Şimdi yanımda ilerlemeye başlamış olan Giray'a kaydı bakışlarım.Atı benimkiyle hemen hemen aynı boyutlarda olduğu için gözlerimiz aynı hizada buluşabiliyordu.

"Melih amcanın en aksi dediği atı nasıl bu hale getirdin?"Gülümsememi bastırma ihtiyacı duymadan dudaklarımda dilediği kadar genişlemesine izin verdim.Melih amcanın tüm uyarılarına rağmen bu atı istediğini söylediğinde, endişelenmiş ve onu fikrinden vazgeçirmeye çalışmıştım ancak şimdi birlikte ne kadar uyumlu olduklarını gördüğümde şaşırmadan edemiyordum.

"Çok basit.Ona güvendiğimi anlamasını sağladım.Bir ilişki kurmak istiyorsan eğer verebilecegin en değerli şey güven duygusudur." Kelimeler dudaklarından dökülürken kulağa gerçekten kolay bir şeymiş gibi gelmesini sağlamıştı.Ancak kolay olmadığını ikimiz de biliyorduk.Onun güvenmek konusunda herkesten daha fazla tedirgin olduğunu onu gördüğüm ilk gün anladığımı söyleyebilirdim.Bu yüzden umursamaz ifadesini zırh gibi kullandığını fark etmiştim.Kaybedecek bir şeyi kalmamış gibi davranıyordu.Kim bilir belki de gerçekten kalmamıştı.Ama karşılaştığımız ilk günden bu yana bir şeylerin değiştiğine inanmak istiyordum.Aksi takdirde şu anda yüzündeki bedenimi Güneş'ten daha fazla ısıtan huzurlu ifadesini görmeme izin veriyor olmazdı,değil mi?

"Neden sırıtıyorsun?Söylediklerim sana komik mi geldi?"Giray söyleyene kadar yüzümdeki hafif tebessümün farkında değildim.Ona az önce aklımdan geçirdiklerimi söyleyebilmemin imkanı yoktu.Bu yüzden aklıma ilk gelen şeyleri gevelemeye başladım.

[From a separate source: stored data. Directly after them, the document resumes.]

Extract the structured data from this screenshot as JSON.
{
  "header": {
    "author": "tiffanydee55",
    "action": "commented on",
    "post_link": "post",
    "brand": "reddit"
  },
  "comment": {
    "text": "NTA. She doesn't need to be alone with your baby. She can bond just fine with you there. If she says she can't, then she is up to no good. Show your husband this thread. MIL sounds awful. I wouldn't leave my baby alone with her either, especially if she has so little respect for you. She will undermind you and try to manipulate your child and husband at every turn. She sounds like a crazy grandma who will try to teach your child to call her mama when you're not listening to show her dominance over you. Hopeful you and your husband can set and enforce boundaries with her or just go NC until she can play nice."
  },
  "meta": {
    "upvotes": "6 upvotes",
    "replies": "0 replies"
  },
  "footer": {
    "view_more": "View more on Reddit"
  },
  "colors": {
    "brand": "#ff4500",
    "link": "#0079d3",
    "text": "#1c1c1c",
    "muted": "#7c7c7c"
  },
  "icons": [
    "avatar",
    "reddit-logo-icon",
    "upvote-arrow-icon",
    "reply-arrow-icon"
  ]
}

"Şu an burada olmamız sana da garip gelmiyor mu?Her şeyden,herkesten uzakta,sadece uçsuz bucaksız doğa ve biz.Bir de Melih amca.Ama o epey uzaklaşmış gibi görünüyor." Duygularımı anlatmaktan epey uzakta,kelimelerin anlamsızca bir araya gelmesiyle yaptığım bu utanç verici konuşma yanaklarımın hafiften yanmasına sebep oldu.Ancak Giray'ın kısa bir sessizliğe kapıldığını bir süre sonra fark edebildim.

Gözleri ormanın derinliklerine dalmıştı.Bir anda daldığını fark eder gibi düşüncelerinden uyandı ve onu süzen bakışlarıma karşılık verdi.

"Bu kadar romantik biri olmanı beklemiyordum,Yiğit bey." Yiğit bey derken üzerinde vurgu yapmıştı.Dudaklarında beliren gülümsemenin küçük bir alay taşıdığını anlamak zor değildi.Açıkça bana sataşıyordu ve bunu her zamanki gibi gizleme ihtiyacı duymadan yapıyordu.

"Eh içimde varmış bir şeyler demek ki.Sadece onları uyandırmak içine birine ihtiyacım varmış."

Şimdi utanma sırası Giray'daydı.Gözlerimi kısmış son gülenin ben olmasının sevinciyle onun bozulmasını izlemenin keyfine varıyordum.Bir anda atına hızlanması için komut verip önüme geçtiğinde yüzümdeki gülümseme yerini şaşkına uğramış bir ifadeye bıraktı.